Map of the Constellations
by Dominic Ford
The chart above shows the division of the night sky into 88 constellations, plotted on a rectangular grid right ascension – celestial longitude – and declination – celestial latitude. Two color schemes are available: light-on-dark, recommended for screen viewing, or dark-on-light which is printer friendly. To view the whole sky, click on "expand chart", or use the "pdf" link to download the chart the highest possible quality for viewing in Adobe Acrobat.
The rectangular projection used above appears distorted at the top and bottom, just as maps of the world stretch the areas of land around the poles. The sky is a spherical surface – like the surface of the Earth – and it is impossible to represent it on a flat map without distorting some areas. The simple rectangular projection chosen here warps those constellations close to the north and south celestial poles to appear much larger and wider than they are in reality. However, it does provide a convenient reference for converting between constellation names and right ascensions and declinations.

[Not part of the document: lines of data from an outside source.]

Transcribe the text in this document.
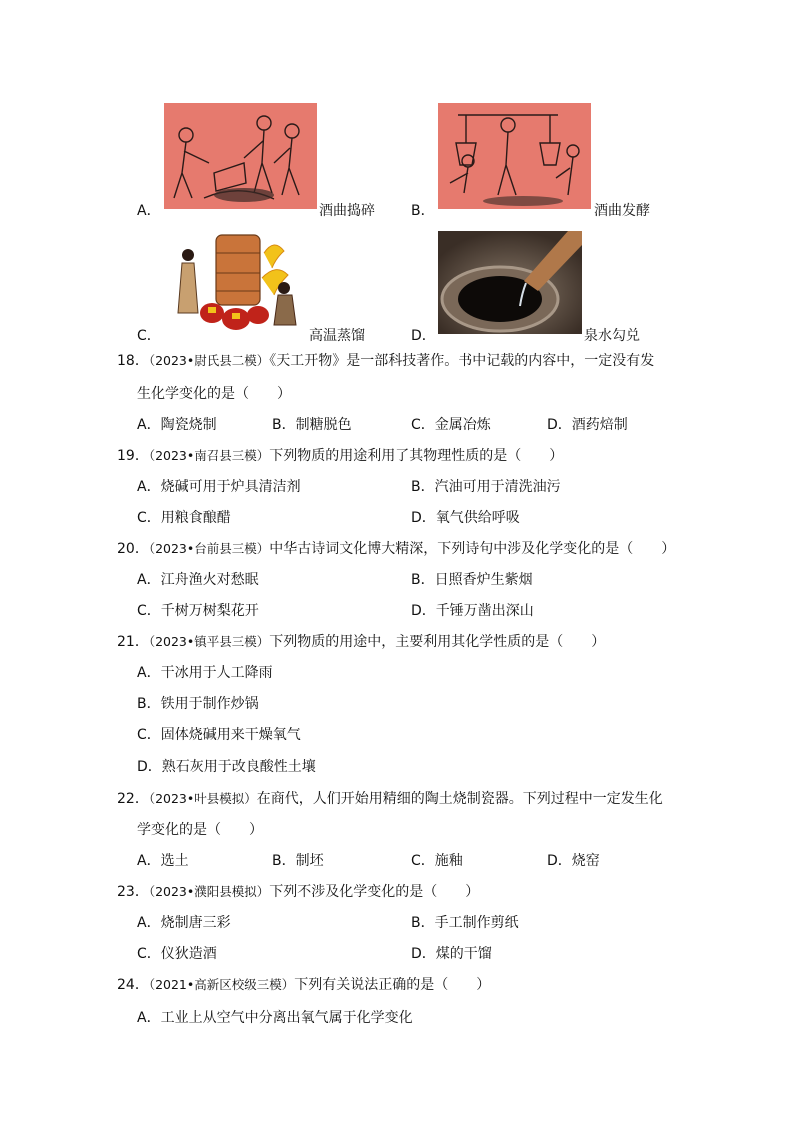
A．	酒曲捣碎	B．	酒曲发酵
C．	高温蒸馏	D．	泉水勾兑
18．（2023•尉氏县二模）《天工开物》是一部科技著作。书中记载的内容中，一定没有发
生化学变化的是（　　）
A．陶瓷烧制	B．制糖脱色	C．金属冶炼	D．酒药焙制
19．（2023•南召县三模）下列物质的用途利用了其物理性质的是（　　）
A．烧碱可用于炉具清洁剂	B．汽油可用于清洗油污
C．用粮食酿醋	D．氧气供给呼吸
20．（2023•台前县三模）中华古诗词文化博大精深，下列诗句中涉及化学变化的是（　　）
A．江舟渔火对愁眠	B．日照香炉生紫烟
C．千树万树梨花开	D．千锤万凿出深山
21．（2023•镇平县三模）下列物质的用途中，主要利用其化学性质的是（　　）
A．干冰用于人工降雨
B．铁用于制作炒锅
C．固体烧碱用来干燥氧气
D．熟石灰用于改良酸性土壤
22．（2023•叶县模拟）在商代，人们开始用精细的陶土烧制瓷器。下列过程中一定发生化
学变化的是（　　）
A．选土	B．制坯	C．施釉	D．烧窑
23．（2023•濮阳县模拟）下列不涉及化学变化的是（　　）
A．烧制唐三彩	B．手工制作剪纸
C．仪狄造酒	D．煤的干馏
24．（2021•高新区校级三模）下列有关说法正确的是（　　）
A．工业上从空气中分离出氧气属于化学变化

By selecting the "Galactic coordinates", the chart can be viewed in rotated coordinates, in which the plane of the Milky Way runs horizontally across the middle of the chart. Rather than placing the north celestial pole (Ursa Minor) at the top, and the south celestial pole (Octans) at the bottom, galactic coordinates place the north galactic pole (Coma Berenices) at the top, and the south galactic pole (Sculptor) at the bottom.